Un mese sul treno degli ambulanti: dura la vita da pendolari d’estate

L’affollatissimo Empoli-Viareggio raccontato dalla nostra cronista

Alla stazione di Empoli

Alla stazione di Empoli

di Irene Puccioni

Empoli, 1 settembre 2015 - IL TRENO dei pendolari che dall’entroterra raggiunge le spiagge della Versilia, d’estate, ha un colore diverso. Predomina il nero, con sfumature che vanno dall’ambra al nocciola. Nelle carrozze, dove lo spazio si restringe a ogni fermata, si parla africano, un po’ di inglese e poco italiano. I primi salgono a Empoli, la maggior parte si imbarca a Pontedera e Pisa. Tutti diretti al lavoro, al mercato abusivo che rifiorisce a ogni nuova stagione sui nostri litorali. Anche io, come loro, quest’estate ho fatto la pendolare, Empoli-Viareggio, e per un mese ho conosciuto il popolo degli ambulanti africani.

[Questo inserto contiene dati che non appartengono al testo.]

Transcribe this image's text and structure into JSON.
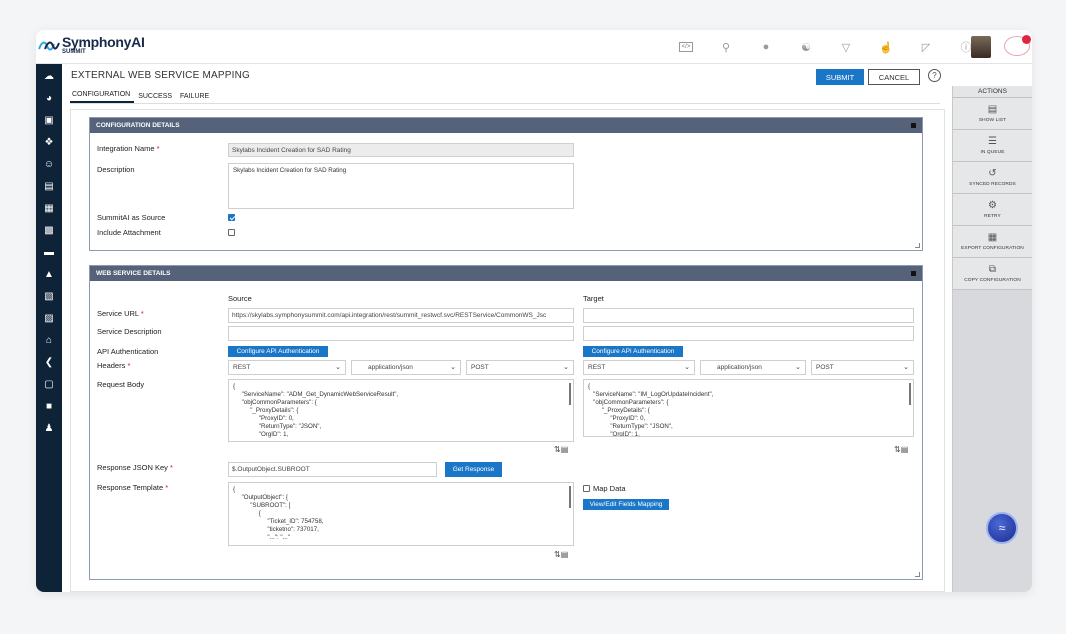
{
  "brand": {
    "name": "SymphonyAI",
    "sub": "SUMMIT"
  },
  "topbar": {
    "icons": [
      "code-icon",
      "search-icon",
      "globe-icon",
      "users-icon",
      "bell-icon",
      "thumbs-up-icon",
      "cart-icon",
      "help-icon"
    ]
  },
  "page": {
    "title": "EXTERNAL WEB SERVICE MAPPING",
    "submit": "SUBMIT",
    "cancel": "CANCEL",
    "help": "?"
  },
  "tabs": [
    "CONFIGURATION",
    "SUCCESS",
    "FAILURE"
  ],
  "config": {
    "header": "CONFIGURATION DETAILS",
    "integration_name_label": "Integration Name",
    "integration_name_value": "Skylabs Incident Creation for SAD Rating",
    "description_label": "Description",
    "description_value": "Skylabs Incident Creation for SAD Rating",
    "summitai_source_label": "SummitAI as Source",
    "summitai_source_checked": true,
    "include_attachment_label": "Include Attachment",
    "include_attachment_checked": false
  },
  "ws": {
    "header": "WEB SERVICE DETAILS",
    "source_label": "Source",
    "target_label": "Target",
    "service_url_label": "Service URL",
    "service_url_source": "https://skylabs.symphonysummit.com/api.integration/rest/summit_restwcf.svc/RESTService/CommonWS_Jsc",
    "service_url_target": "",
    "service_desc_label": "Service Description",
    "api_auth_label": "API Authentication",
    "configure_api_btn": "Configure API Authentication",
    "headers_label": "Headers",
    "source_headers": [
      "REST",
      "application/json",
      "POST"
    ],
    "target_headers": [
      "REST",
      "application/json",
      "POST"
    ],
    "request_body_label": "Request Body",
    "request_body_source": "{\n     \"ServiceName\": \"ADM_Get_DynamicWebServiceResult\",\n     \"objCommonParameters\": {\n          \"_ProxyDetails\": {\n               \"ProxyID\": 0,\n               \"ReturnType\": \"JSON\",\n               \"OrgID\": 1,",
    "request_body_target": "{\n   \"ServiceName\": \"IM_LogOrUpdateIncident\",\n   \"objCommonParameters\": {\n        \"_ProxyDetails\": {\n             \"ProxyID\": 0,\n             \"ReturnType\": \"JSON\",\n             \"OrgID\": 1,",
    "response_json_key_label": "Response JSON Key",
    "response_json_key_value": "$.OutputObject.SUBROOT",
    "get_response_btn": "Get Response",
    "response_template_label": "Response Template",
    "response_template_value": "{\n     \"OutputObject\": {\n          \"SUBROOT\": [\n               {\n                    \"Ticket_ID\": 754758,\n                    \"ticketno\": 737017,\n                    \"...\": \"...\"",
    "map_data_label": "Map Data",
    "view_edit_btn": "View/Edit Fields Mapping"
  },
  "actions": {
    "header": "ACTIONS",
    "items": [
      {
        "label": "SHOW LIST",
        "icon": "list-doc-icon"
      },
      {
        "label": "IN QUEUE",
        "icon": "queue-icon"
      },
      {
        "label": "SYNCED RECORDS",
        "icon": "history-icon"
      },
      {
        "label": "RETRY",
        "icon": "retry-icon"
      },
      {
        "label": "EXPORT CONFIGURATION",
        "icon": "export-icon"
      },
      {
        "label": "COPY CONFIGURATION",
        "icon": "copy-icon"
      }
    ]
  },
  "colors": {
    "primary": "#1a76c7",
    "nav": "#0e2238",
    "section_header": "#55627a"
  }
}
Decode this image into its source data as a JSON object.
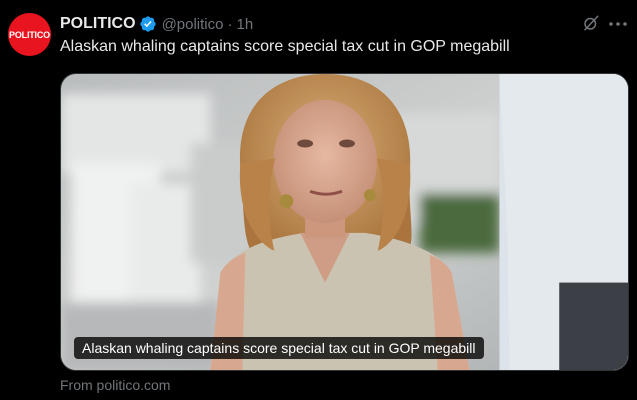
{
  "account": {
    "avatar_text": "POLITICO",
    "name": "POLITICO",
    "handle": "@politico",
    "separator": "·",
    "time": "1h"
  },
  "tweet": {
    "text": "Alaskan whaling captains score special tax cut in GOP megabill"
  },
  "card": {
    "caption": "Alaskan whaling captains score special tax cut in GOP megabill",
    "source": "From politico.com"
  },
  "icons": {
    "verified": "verified-badge-icon",
    "grok": "grok-icon",
    "more": "more-icon"
  },
  "colors": {
    "background": "#000000",
    "text": "#e7e9ea",
    "secondary": "#71767b",
    "verified": "#1d9bf0",
    "brand": "#e8141f"
  }
}
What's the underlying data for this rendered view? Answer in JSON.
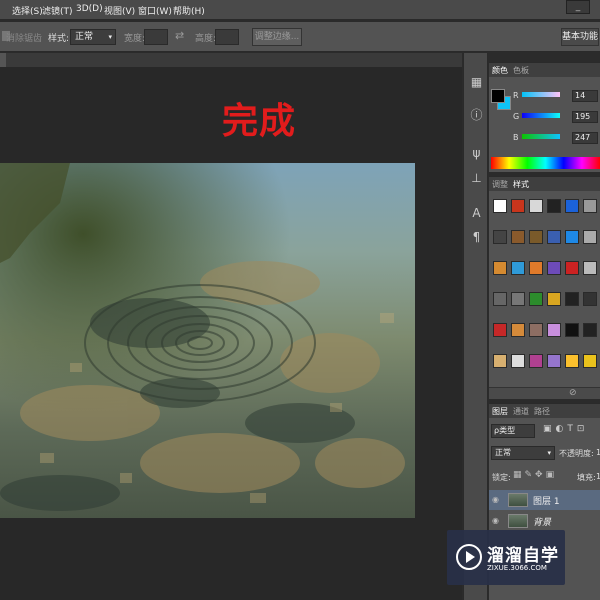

TRENO regionale 23351 delle 8.27 è in arrivo al binario 3. Tutti a bordo. Io con la mia borsa leggera, loro carichi di zaini e borsoni straripanti di merce di ogni genere. Prendono posto negli scompartimenti raggruppandosi fra di loro per parlare, forse di lavoro. Non capisco la loro lingua, ma intuisco l’argomento quando dalle ingombranti sporte tirano fuori portafogli, cappellini e indumenti taroccati e se li passano, di mano in mano, per testare la merce. Le donne, invece, sono più interessate alle ‘cose da femmine’. Una è seduta a terra tra le gambe dell’altra e si sottopone a una seduta di «treccine». La ‘parrucchiera’ con una specie di ferro da calza separa le ciocche crespe della connazionale e poi comincia a intrecciarle i capelli. E’ più rapida di un prestigiatore e prima di arrivare a destinazione il lavoro è terminato. A un certo punto la porta dell’altra carrozza si apre e avanza con passo lento una donnona avvolta in una coloratissima tunica con un compri capo della stessa fantasia.

SI TIENE in equilibrio con il peso delle due borse che stringe nelle mani. Dentro ha due thermos pieni di caffè e tè che versa in bicchierini di plastica in cambio di qualche moneta: servizio bar improvvisato sull’ «Africa Express». A interrompere le chiassose conversazioni l’arrivo del controllore: «Biglietto, biglietto». Chi si fruga in tasca chi sotto i gonnelloni. Pochi si fanno cogliere impreparati. La maggior parte mostra il titolo di viaggio regolarmente timbrato alla stazione di partenza. Qualcuno ha un ticket ‘corto’ per raggiungere la costa. «Con questo non puoi arrivare a Viareggio, devi scendere alla prossima». Il ‘pizzicato’ allarga le braccia e annuisce. Mi chiedo: «Scenderà? E anche se lo facesse difficilmente comprerà un altro biglietto». Ultima fermata prima di Viareggio, Pisa San Rossore, le porte si aprono a un’altra ondata di ambulanti. Adesso nella carrozza si sta davvero stretti. E fa caldo, nonostante l’aria condizionata. Tra la calca, lungo il corridoio, si fa strada una giovane mamma con in braccio il suo bambino di un anno o poco più, con l’altra mano trascina la valigia da lavoro.

CERCA un posto dove sedersi. Lo trova proprio difronte a me. Le faccio spazio portando indietro le ginocchia finché posso. Lei sorride e mi ringrazia, poi abbassa la tunica e scopre un seno a cui il piccolo immediatamente si attacca. Finita la poppata, la giovane si ricopre e il piccolo comincia a giocare. Le piace la mia borsa, lo lascio fare mentre tira e annoda la tracolla. «Viareggio, prossima fermata Viareggio». Scendiamo, io e gli ambulanti. Qui le nostre strade si dividono, ognuno va verso il proprio luogo di lavoro. Il mio è un ufficio refrigerato, il loro una spiaggia assolata. Sciamano verso il mare trascinandosi dietro i loro borsoni carichi di merce e speranza, quella di riportarli indietro meno pesanti. «Dura la vita da pendolare d’estate?». A quanti me lo domandano, oggi rispondo: «Chiedete a loro».